Para mais informações sobre HDA clique: abordagem inicial, plano de ação e outras recomendações.

Referências

  1. Soriani P, Biancheri P, Bonura GF, et al. Over-the-scope clip as first-line treatment of peptic ulcer bleeding: a multicenter randomized controlled trial (TOP Study). Endoscopy. 2024;56(9):665-673. doi:10.1055/a-2303-4824. 38599622.
  2. Jensen DM, Kovacs T, Ghassemi KA, Kaneshiro M, Gornbein J. Randomized Controlled Trial of Over-the-Scope Clip as Initial Treatment of Severe Nonvariceal Upper Gastrointestinal Bleeding. Clin Gastroenterol Hepatol. 2021;19(11):2315-2323.e2. doi:10.1016/j.cgh.2020.08.046.
  3. Meier B, Wannhoff A, Denzer U, et al. Over-the-scope-clips versus standard treatment in high-risk patients with acute non-variceal upper gastrointestinal bleeding: a randomized controlled trial (STING-2). Gut. 2022;71(7):1251-1258. doi:10.1136/gutjnl-2021-325300.
  4. Bapaye J, Chandan S, Naing LY et al.

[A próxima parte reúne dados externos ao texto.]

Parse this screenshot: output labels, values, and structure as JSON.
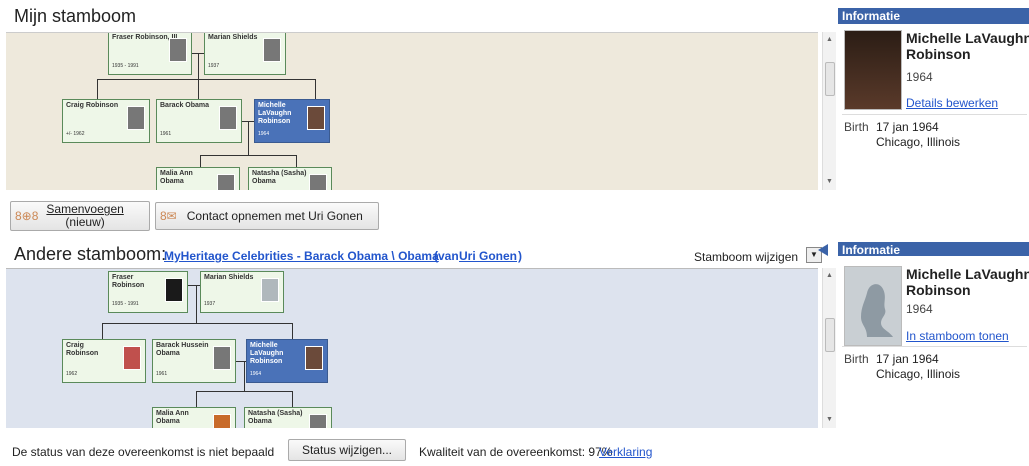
{
  "top": {
    "title": "Mijn stamboom",
    "tree": [
      {
        "name": "Fraser Robinson, III",
        "dates": "1935 - 1991"
      },
      {
        "name": "Marian Shields",
        "dates": "1937"
      },
      {
        "name": "Craig Robinson",
        "dates": "+/- 1962"
      },
      {
        "name": "Barack Obama",
        "dates": "1961"
      },
      {
        "name": "Michelle LaVaughn Robinson",
        "dates": "1964"
      },
      {
        "name": "Malia Ann Obama",
        "dates": ""
      },
      {
        "name": "Natasha (Sasha) Obama",
        "dates": ""
      }
    ],
    "info": {
      "header": "Informatie",
      "name": "Michelle LaVaughn Robinson",
      "year": "1964",
      "link": "Details bewerken",
      "birth_label": "Birth",
      "birth_date": "17 jan 1964",
      "birth_place": "Chicago, Illinois"
    }
  },
  "buttons": {
    "merge_line1": "Samenvoegen",
    "merge_line2": "(nieuw)",
    "contact": "Contact opnemen met Uri Gonen"
  },
  "bottom": {
    "title": "Andere stamboom:",
    "tree_link": "MyHeritage Celebrities - Barack Obama \\ Obama",
    "van_open": "(van",
    "user": "Uri Gonen",
    "van_close": ")",
    "change_label": "Stamboom wijzigen",
    "tree": [
      {
        "name": "Fraser Robinson",
        "dates": "1935 - 1991"
      },
      {
        "name": "Marian Shields",
        "dates": "1937"
      },
      {
        "name": "Craig Robinson",
        "dates": "1962"
      },
      {
        "name": "Barack Hussein Obama",
        "dates": "1961"
      },
      {
        "name": "Michelle LaVaughn Robinson",
        "dates": "1964"
      },
      {
        "name": "Malia Ann Obama",
        "dates": ""
      },
      {
        "name": "Natasha (Sasha) Obama",
        "dates": ""
      }
    ],
    "info": {
      "header": "Informatie",
      "name": "Michelle LaVaughn Robinson",
      "year": "1964",
      "link": "In stamboom tonen",
      "birth_label": "Birth",
      "birth_date": "17 jan 1964",
      "birth_place": "Chicago, Illinois"
    }
  },
  "status": {
    "text": "De status van deze overeenkomst is niet bepaald",
    "button": "Status wijzigen...",
    "quality": "Kwaliteit van de overeenkomst: 97%",
    "link": "Verklaring"
  }
}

Safety and efficacy of over-the-scope clips versus standard therapy for high-risk nonvariceal upper GI bleeding: systematic review and meta-analysis. Gastrointest Endosc 2022; 96: 712–720 doi:10.1016/j.gie.2022.06.032.
  5. Gralnek IM, Stanley AJ, Morris AJ, et al. Endoscopic diagnosis and management of nonvariceal upper gastrointestinal hemorrhage (NVUGIH): European Society of Gastrointestinal Endoscopy (ESGE) Guideline – Update 2021. Endoscopy. 2021;53(3):300-332. doi:10.1055/a-1369-5274.